Today one of his friends posted that he asks only for prayer. My classmate Chris asked him what he could do for him and all he wanted was prayer. I guess when you get that bad and you are on the verge of death that is probably what is best. What can you say in a situation like that? I haven't talked to Gary since my high school graduation. He was a guy in class who was there. He didn't do much to call attention to himself. Sometimes he would crack jokes and laugh. He was, for lack of better terms, Gary. He liked life and living. He didn't try to act any other way than being Gary. I remember that he wore those light brown corduroy pants with a stripped shirt with a collar. He was just Gary. Never hurt a fly, never harmed anyone.
Gary was bullied incessantly by a shrimp of a kid named Reed. This short kid sat behind Gary in class. He would flick Gary's ears and make fun of him. Gary just sat there and took it. Day in and day out, he took it. One day I had enough of Reed's pestilence. STOP IT! I said. I knew that it was risky, but I didn't care. This miniature little punk could have turned on me. I didn't matter. I couldn't take it anymore. I told him to lay off and guess what? He did! Reed actually left Gary alone.

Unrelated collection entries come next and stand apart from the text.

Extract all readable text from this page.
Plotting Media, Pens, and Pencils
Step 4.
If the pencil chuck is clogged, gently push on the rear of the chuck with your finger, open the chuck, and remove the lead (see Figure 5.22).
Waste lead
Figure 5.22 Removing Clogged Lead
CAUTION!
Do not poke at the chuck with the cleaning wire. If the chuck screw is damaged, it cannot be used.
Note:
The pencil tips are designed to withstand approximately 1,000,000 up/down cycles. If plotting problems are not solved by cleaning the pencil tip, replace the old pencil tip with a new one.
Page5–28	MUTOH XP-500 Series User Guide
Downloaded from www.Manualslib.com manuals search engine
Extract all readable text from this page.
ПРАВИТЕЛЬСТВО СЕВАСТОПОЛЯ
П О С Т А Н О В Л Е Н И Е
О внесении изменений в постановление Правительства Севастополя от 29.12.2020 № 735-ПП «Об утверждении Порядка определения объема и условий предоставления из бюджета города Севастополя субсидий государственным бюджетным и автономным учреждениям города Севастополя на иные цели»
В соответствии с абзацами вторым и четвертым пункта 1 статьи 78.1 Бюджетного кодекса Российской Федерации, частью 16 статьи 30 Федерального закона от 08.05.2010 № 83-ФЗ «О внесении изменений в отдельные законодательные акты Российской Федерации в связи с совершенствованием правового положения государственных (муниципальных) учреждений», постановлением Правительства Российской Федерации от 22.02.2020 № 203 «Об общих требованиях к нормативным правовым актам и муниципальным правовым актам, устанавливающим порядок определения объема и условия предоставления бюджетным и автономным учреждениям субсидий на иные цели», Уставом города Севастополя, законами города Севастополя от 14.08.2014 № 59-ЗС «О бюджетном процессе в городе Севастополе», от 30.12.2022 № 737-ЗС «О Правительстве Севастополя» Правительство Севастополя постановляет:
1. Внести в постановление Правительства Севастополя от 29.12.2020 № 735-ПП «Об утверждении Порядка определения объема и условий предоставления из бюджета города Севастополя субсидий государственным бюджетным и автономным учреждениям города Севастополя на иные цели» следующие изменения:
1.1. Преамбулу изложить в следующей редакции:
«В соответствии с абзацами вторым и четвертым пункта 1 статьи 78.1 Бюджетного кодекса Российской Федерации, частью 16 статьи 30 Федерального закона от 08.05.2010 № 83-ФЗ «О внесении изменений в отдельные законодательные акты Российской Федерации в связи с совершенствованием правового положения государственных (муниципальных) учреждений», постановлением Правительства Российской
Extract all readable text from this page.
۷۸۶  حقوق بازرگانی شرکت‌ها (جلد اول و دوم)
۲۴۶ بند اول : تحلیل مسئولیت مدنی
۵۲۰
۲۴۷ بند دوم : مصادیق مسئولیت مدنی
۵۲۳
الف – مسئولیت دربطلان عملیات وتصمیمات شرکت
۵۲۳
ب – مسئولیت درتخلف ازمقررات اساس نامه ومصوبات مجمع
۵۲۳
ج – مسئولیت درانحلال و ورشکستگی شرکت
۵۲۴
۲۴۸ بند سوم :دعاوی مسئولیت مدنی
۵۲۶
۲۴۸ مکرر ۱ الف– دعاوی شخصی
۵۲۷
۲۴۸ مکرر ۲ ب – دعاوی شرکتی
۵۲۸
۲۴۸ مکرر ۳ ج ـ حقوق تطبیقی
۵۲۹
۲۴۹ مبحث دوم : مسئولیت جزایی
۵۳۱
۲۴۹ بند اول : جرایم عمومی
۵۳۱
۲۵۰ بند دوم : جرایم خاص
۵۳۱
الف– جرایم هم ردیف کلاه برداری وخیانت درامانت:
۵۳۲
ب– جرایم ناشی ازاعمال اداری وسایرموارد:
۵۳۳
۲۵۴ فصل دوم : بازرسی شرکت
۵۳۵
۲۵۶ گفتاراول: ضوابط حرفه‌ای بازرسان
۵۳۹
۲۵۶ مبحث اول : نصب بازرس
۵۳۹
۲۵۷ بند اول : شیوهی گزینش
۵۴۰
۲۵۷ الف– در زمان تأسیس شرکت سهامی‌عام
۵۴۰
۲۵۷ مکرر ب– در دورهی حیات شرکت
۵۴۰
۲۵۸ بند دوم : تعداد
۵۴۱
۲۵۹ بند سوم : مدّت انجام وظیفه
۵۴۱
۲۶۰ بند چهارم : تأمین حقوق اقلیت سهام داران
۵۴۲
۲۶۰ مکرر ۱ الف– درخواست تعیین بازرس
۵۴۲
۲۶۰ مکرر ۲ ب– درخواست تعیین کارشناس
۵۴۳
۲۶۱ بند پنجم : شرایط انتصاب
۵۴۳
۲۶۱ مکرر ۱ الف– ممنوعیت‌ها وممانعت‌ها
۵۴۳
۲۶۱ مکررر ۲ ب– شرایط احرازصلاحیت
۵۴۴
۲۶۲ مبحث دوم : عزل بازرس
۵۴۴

Now Gary has to be 47 or so years old. I don't know if he ever married or had kids. All I know is that he is in a nursing home that I had visited in my youth. I wonder who visits him and how he is doing. It gets me thinking about family and how important family is in times like this.
I don't think I can call him. What would I say? I wasn't his BFF or anything. I have sent up some prayers for him and his family though. Who knows? I might find the courage to text him. He may or may not remember me. If I do, I hope that it will bring him a little reprieve from his suffering. That much I can hope for. Gary, I am praying for you. God bless you!